Yargıtay 15.HD 22/01/2018 tarih 2016/5201 esas 2018/144 karar sayılı bozma ilamına karşı davalı vekilince süresi içerisinde karar düzeltme isteğinde bulunulmuş olup, Yargıtay 15.HD 11/04/2019 tarih 2018/2515 esas 2019/1702 karar sayılı ilamında HMUK 440.maddesinde sayılan nedenlerden hiçbirisine uymayan karar düzeltme isteğinin reddine karar verilmiş, İstanbul …Asliye Ticaret Mahkemesinin kapatılması üzerine dosya Mahkememizin … esas sırasına kaydedilmiştir.
Mahkememizin… esas sayılı dosyasında Yargıtay 15.HD 22/01/2018 tarih 2016/5201 esas 2018/144 karar sayılı bozma ilamına uyulmasına karar verilerek bozma ilamı doğrultusunda TEKSTİL alanında uzman bilirkişi …’den işin yapıldığı tarihteki mahalli piyasa rayiçlerine göre bedelin hesaplanması hususunda rapor aldırılmasına karar verilmiş, Yüksek Tekstil Mühendisi Bilirkişi …18/02/2020 tarihli raporunda özetle; fason işçiliği yaptırılmış malların, işçiliği yapan …Tekstil firması tarafından peyderpey kesilmiş 11 adet irsaliyeli faturasının mevcut olduğu, bu faturalarda tarih, miktar, malın cinsi, birim fiyatı ve tutarının mevcut olduğu, faturalarda belirtilmiş olan birim ücretinin, işin yapıldığı tarihteki piyasa ücretine uygun olduğu, fason olarak yaptırılan 14.530 adet gömleğin 73.452,60-TL’ye mal olduğu tespit ve rapor edilmiştir.
Tüm dosya kapsamı birlikte incelendiğinde ve değerlendirildiğinde; Mahkememizce uyulmasına karar verilen bozma ilamında belirlendiği üzere Davacı ile davalı arasında sözlü eser sözleşmesi ilişkisi kurulduğu hususu sabit olup, işin yapılarak davalıya teslim edildiği ve iş bedeline hak kazanıldığı ve istenebilir olduğunun yüklenici tarafından kanıtlanması gerektiği, yeminle dinlenen davacı tanıklarının beyanları ile dava konusu irsaliyeli faturalara itiraz edilmeyerek Temmuz ayı faturalarının davalı defterlerine kayıt edilmesi hususları birlikte değerlendirildiğinde, davacı yüklenicinin işin yapılarak davalıya teslim edildiği hususunu ispatladığı, davalı iş sahibinin ise eksik teslimi kanıtlayamadığı anlaşılmakla, İspat külfeti kendisine düşen davacı taraf iddiasını yasal delillerle kanıtlamış olduğundan icra edilen yeminin dikkate alınması mümkün değildir.
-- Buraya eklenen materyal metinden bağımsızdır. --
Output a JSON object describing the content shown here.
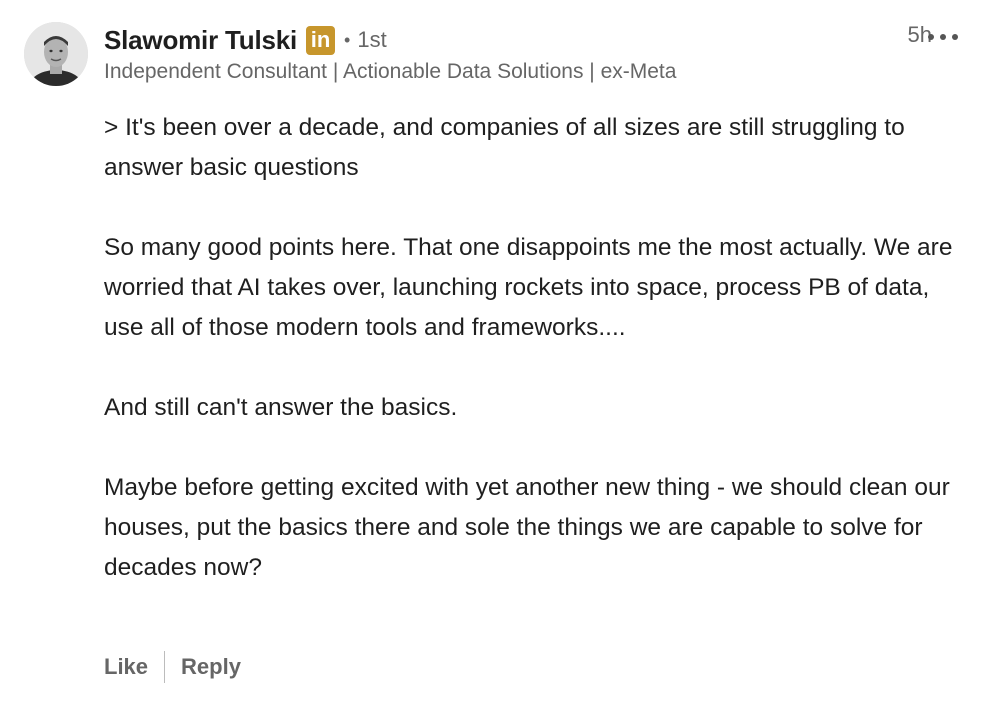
{
  "comment": {
    "author": {
      "name": "Slawomir Tulski",
      "badge_text": "in",
      "separator": "•",
      "degree": "1st",
      "headline": "Independent Consultant | Actionable Data Solutions | ex-Meta"
    },
    "timestamp": "5h",
    "paragraphs": [
      "> It's been over a decade, and companies of all sizes are still struggling to answer basic questions",
      "So many good points here. That one disappoints me the most actually. We are worried that AI takes over, launching rockets into space, process PB of data, use all of those modern tools and frameworks....",
      "And still can't answer the basics.",
      "Maybe before getting excited with yet another new thing - we should clean our houses, put the basics there and sole the things we are capable to solve for decades now?"
    ],
    "actions": {
      "like_label": "Like",
      "reply_label": "Reply"
    }
  },
  "icons": {
    "avatar": "profile-photo",
    "badge": "linkedin-icon",
    "more": "more-options-icon"
  },
  "colors": {
    "badge": "#c7962c",
    "primary_text": "#1f1f1f",
    "secondary_text": "#666666"
  }
}
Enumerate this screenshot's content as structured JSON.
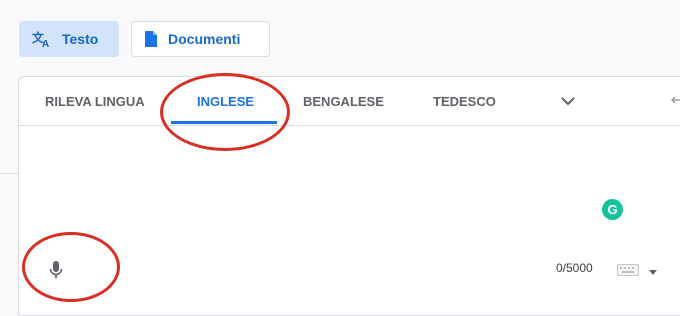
{
  "modes": {
    "text_label": "Testo",
    "documents_label": "Documenti"
  },
  "language_tabs": {
    "detect": "RILEVA LINGUA",
    "english": "INGLESE",
    "bengali": "BENGALESE",
    "german": "TEDESCO"
  },
  "grammarly_letter": "G",
  "char_counter": "0/5000",
  "colors": {
    "accent_blue": "#1a73e8",
    "active_mode_bg": "#d2e3fc",
    "annotation_red": "#d93025",
    "grammarly_green": "#15c39a"
  },
  "icons": {
    "text_mode": "translate-icon",
    "documents_mode": "document-icon",
    "more_languages": "chevron-down-icon",
    "swap": "swap-arrows-icon",
    "voice": "microphone-icon",
    "keyboard": "keyboard-icon"
  }
}
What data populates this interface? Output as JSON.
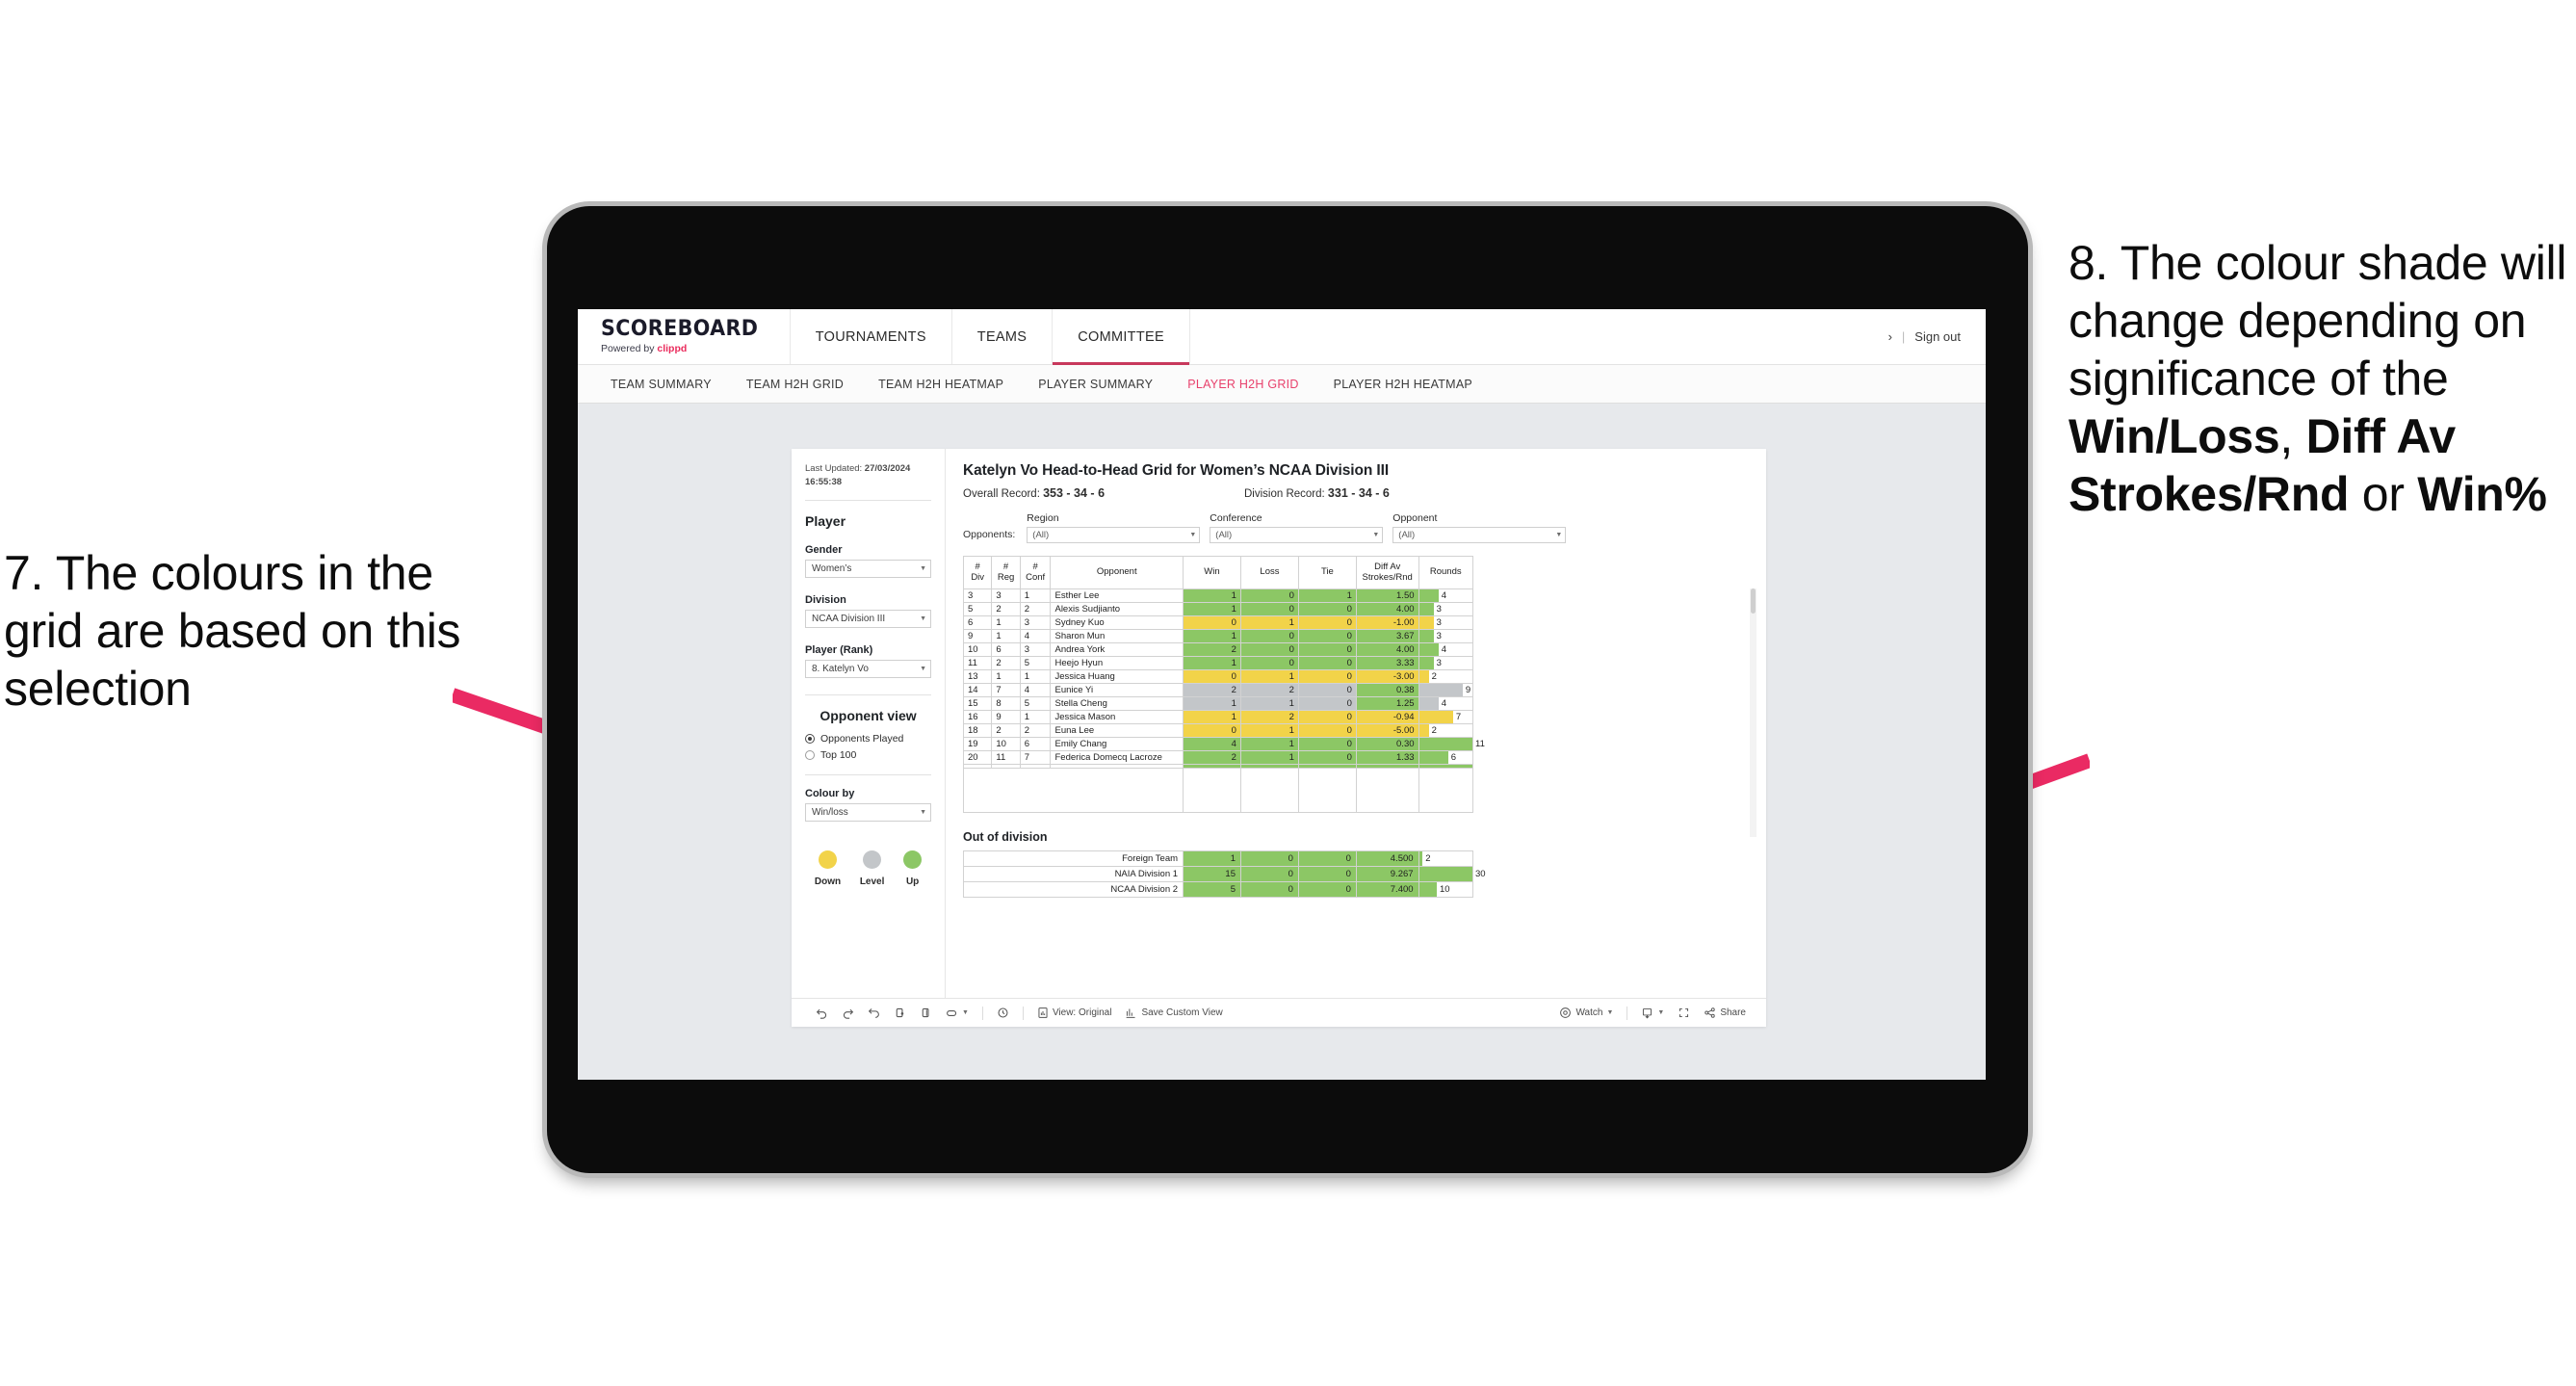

Davacı yüklenici tarafından takip dayanağı faturalardaki malların davalı iş sahibine teslim edilip bedeline hak kazanıldığının hususu ispat edilmiş olup bedelin miktarı konusunda mutabakat bulunmadığından bozma ilamı sonrası; işlerin yapıldığı tarihteki mahalli piyasa rayiçlerine göre bedelinin belirlenmesi hususunda Yüksek Tekstil Mühendisi Bilirkişi …’den rapor alınmış olup, 18/02/2020 tarihli bilirkişi raporunda faturalarda belirtilmiş olan birim ücretinin, işin yapıldığı tarihteki piyasa ücretine uygun olduğu, fason olarak yaptırılan 14.530 adet gömleğin 73.452,60-TL’ye mal olduğu tespit edildiğinden davanın kabulü ile davalının takibe yaptığı itirazının, taleple bağlı olarak 70.000,00-TL alacak üzerinden iptaline karar vermek gerekmiş ve aşağıdaki şekilde hüküm tesis edilmiştir.
HÜKÜM: Yukarıda izah olunan nedenlerle;
Davanın Kabulüne;
1-İstanbul … İcra Dairesinin …Esas sayılı dosyasında davalının itirazının taleple bağlı olarak 70.000,00-TL alacak üzerinden iptaline, asıl alacağa takip tarihi olan 27/09/2010 tarihinden itibaren yıllık %16 ve değişen orahlarda avans faizi işletilmek suretiyle takibin devamına,
2-Alacağın %20’si oranında hesaplanan 14.000,00-TL icra inkar tazminatının davalıdan tahsili ile davacıya verilmesine,
3-Karar tarihi itibariyle alınması gereken 4.781,70-TL karar ve ilam harcından peşin alınan 671,70-TL harcın mahsubu ile bakiye 4.110,00-TL harcın davalıdan tahsili ile Hazineye irat kaydına,
4-Davacı tarafından yapılan 1.300,00-TL bilirkişi ücreti, 181,00-TL posta masrafı, 18,40-TL başvurma harcı, 671,70-TL peşin harç olmak üzere toplam 2.171,10-TL yargılama giderinin davalıdan alınarak davacıya verilmesine,
5-Kendisini vekille temsil ettiren davacı lehine karar tarihinde yürürlükte bulunan Avukatlık Asgari Ücret Tarifesi uyarınca hesaplanan 9.900,00 TL nispi vekalet ücretinin davalıdan alınarak davacıya verilmesine,
6-Yatırılan gider avansından artan bakiyenin karar kesinleştiğinde yatırana/vekiline iadesine,
7-Karar kesinleştiğinde İstanbul … İcra Müdürlüğünün… sayılı takip dosyasının iadesine,
Dair, taraf vekillerinin yüzüne karşı, gerekçeli kararın tebliğinden itibaren 15 gün içerisinde Mahkememize verilecek bir dilekçe ile veya başka bir yer Mahkemesi aracılığı ile gönderilecek bir dilekçe ile Yargıtay nezdinde temyiz kanun yolu açık olmak üzere verilen karar açıkça okunup usulen anlatıldı. 13/01/2021

Katip …
¸e-imzalıdır.

Hakim …
¸e-imzalıdır.

¸”5070 sayılı yasanın 5. Ve 22. Maddeleri gereğince elektronik imza ile oluşturulan belgeler elle atılan ıslak imza ile aynı hukuki sonucu doğurur.”¸
“Bu belge elektronik imza ile imzalanmış olup ayrıca ıslak imza uygulanmayacaktır”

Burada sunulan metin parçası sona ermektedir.